LAR-MoE: Latent-Aligned Routing for Mixture of Experts in Robotic Imitation Learning

TL;DR

LAR-MoE introduces a two-stage latent-aligned routing framework for mixture-of-experts in robotic imitation learning, enabling unsupervised skill discovery and improved task generalization across heterogeneous dynamics.

Contribution

The paper presents a novel two-stage framework that decouples skill discovery from policy learning, using latent-aligned routing to improve expert specialization without supervision.

Findings

Achieves 95.2% success rate on LIBERO benchmark with 150M parameters.

Matches supervised MoE performance on surgical tasks without phase annotations.

Enables zero-shot transfer to ex vivo tissue.

Abstract

Imitation learning enables robots to acquire manipulation skills from demonstrations, yet deploying a policy across tasks with heterogeneous dynamics remains challenging, as models tend to average over distinct behavioral modes present in the demonstrations.
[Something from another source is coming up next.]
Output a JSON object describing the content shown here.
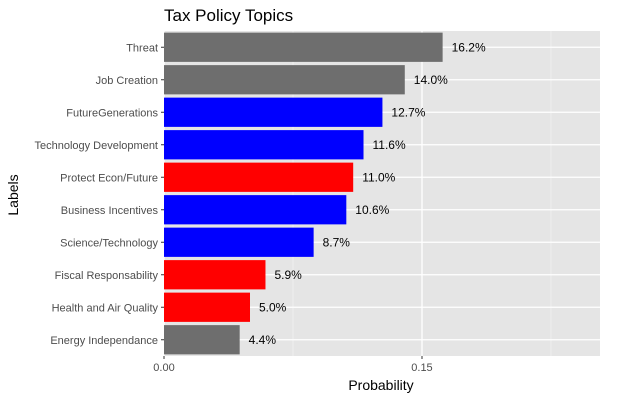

Mixture-of-Experts (MoE) architectures address this by activating specialized subnetworks, but requires meaningful skill decompositions for expert routing. We introduce Latent-Aligned Routing for Mixture of Experts (LAR-MoE), a two-stage framework that decouples unsupervised skill discovery from policy learning. In pre-training, we learn a joint latent representation between observations and future actions through student-teacher co-training. In a post-training stage, the expert routing is regularized to follow the structure of the learned latent space, preventing expert collapse while maintaining parameter efficiency. We evaluate LAR-MoE in simulation and on hardware. On the LIBERO benchmark, our method achieves a 95.2% average success rate with 150M parameters. On a surgical bowel grasping and retraction task, LAR-MoE matches a supervised MoE baseline without requiring any phase annotations, and transfers zero-shot to ex vivo porcine tissue. Our findings suggest that latent-aligned routing provides a principled alternative to supervised skill decomposition, enabling structured expert specialization from unlabeled demonstrations.